Mount Loki is a 2779 m mountain summit located in British Columbia, Canada.

==Description==
This prominent peak is situated 13 km southeast of Kaslo on the eastern side of Kootenay Lake. It is part of the Purcell Mountains and the nearest higher neighbor is Mount Baldr, 5.5 km to the northeast. Precipitation runoff from the peak's slopes drains west to Kootenay Lake via Loki and Bernard creeks. Topographic relief is significant as the summit rises 1,480 metres (4,855 ft) above Loki Creek in approximately 2.5 km and 2,250 metres (7,382 ft) above Kootenay Lake in 7 km.
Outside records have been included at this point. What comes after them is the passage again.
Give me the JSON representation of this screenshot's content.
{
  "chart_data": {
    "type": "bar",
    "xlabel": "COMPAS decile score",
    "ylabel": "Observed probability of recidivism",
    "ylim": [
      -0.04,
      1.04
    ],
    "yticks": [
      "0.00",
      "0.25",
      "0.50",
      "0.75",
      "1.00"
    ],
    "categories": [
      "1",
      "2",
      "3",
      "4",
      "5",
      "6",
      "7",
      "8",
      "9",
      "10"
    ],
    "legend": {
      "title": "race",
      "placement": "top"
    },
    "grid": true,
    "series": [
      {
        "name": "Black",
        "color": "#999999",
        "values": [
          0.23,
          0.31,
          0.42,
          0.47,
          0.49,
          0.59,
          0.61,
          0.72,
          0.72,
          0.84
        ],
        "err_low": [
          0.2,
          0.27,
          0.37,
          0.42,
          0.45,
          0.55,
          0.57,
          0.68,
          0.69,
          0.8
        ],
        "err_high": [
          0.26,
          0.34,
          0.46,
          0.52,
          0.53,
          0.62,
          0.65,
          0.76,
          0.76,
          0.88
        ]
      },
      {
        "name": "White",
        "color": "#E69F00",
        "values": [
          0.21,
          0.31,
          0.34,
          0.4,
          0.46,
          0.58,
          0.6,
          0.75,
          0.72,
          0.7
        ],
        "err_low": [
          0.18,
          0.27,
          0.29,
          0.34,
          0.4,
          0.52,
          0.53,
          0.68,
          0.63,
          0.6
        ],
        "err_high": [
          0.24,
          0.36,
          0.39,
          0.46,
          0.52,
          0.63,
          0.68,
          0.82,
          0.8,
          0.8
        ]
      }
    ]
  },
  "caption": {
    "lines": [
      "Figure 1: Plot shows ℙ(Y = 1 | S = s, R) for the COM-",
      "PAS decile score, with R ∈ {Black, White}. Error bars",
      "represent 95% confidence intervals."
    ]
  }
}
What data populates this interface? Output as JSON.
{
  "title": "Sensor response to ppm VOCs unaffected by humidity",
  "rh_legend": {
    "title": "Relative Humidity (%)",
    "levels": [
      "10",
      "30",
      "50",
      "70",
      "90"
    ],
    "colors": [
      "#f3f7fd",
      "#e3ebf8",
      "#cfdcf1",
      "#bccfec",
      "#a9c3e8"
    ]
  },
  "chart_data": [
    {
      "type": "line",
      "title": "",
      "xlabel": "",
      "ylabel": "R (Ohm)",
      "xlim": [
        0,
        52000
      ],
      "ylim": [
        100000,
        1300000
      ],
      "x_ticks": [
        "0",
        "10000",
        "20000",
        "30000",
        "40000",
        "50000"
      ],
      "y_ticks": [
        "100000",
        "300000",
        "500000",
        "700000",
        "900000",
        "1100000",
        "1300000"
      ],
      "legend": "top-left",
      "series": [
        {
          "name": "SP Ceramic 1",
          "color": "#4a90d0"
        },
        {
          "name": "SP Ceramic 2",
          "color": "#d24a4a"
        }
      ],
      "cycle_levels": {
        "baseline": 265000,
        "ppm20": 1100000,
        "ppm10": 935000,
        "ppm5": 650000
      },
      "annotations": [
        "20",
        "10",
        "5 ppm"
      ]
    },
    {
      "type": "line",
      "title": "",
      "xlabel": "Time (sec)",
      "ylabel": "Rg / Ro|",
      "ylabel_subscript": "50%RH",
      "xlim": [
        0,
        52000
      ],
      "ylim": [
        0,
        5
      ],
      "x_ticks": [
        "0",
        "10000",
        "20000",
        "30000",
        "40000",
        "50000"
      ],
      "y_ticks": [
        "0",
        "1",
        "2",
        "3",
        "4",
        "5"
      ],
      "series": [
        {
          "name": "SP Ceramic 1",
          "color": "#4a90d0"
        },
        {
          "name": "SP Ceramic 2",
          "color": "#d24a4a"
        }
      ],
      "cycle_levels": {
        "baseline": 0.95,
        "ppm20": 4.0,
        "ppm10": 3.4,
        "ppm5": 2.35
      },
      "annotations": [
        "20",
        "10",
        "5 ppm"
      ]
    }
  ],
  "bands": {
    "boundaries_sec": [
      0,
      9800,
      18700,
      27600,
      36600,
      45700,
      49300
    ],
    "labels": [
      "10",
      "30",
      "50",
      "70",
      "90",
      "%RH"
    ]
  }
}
The peak can be seen from Highway 31.

==Etymology==
The mountain is named for Loki, a mischievous character in Norse mythology able to change his shape and engage in sight-deceiving magic. The toponym was officially adopted on December 7, 1937, by the Geographical Names Board of Canada as originally labelled on George Mercer Dawson's Geological Survey of Canada map published in 1890. Dawson applied names derived from Scandinavian mythology to several of the mountain ranges and peaks in Southern Kootenay.

==Climate==
Based on the Köppen climate classification, Mount Loki is located in a subarctic climate zone of western North America. Winter temperatures can drop below −20 °C with wind chill factors below −30 °C. The months July through September offer the most favorable weather for climbing Mount Loki.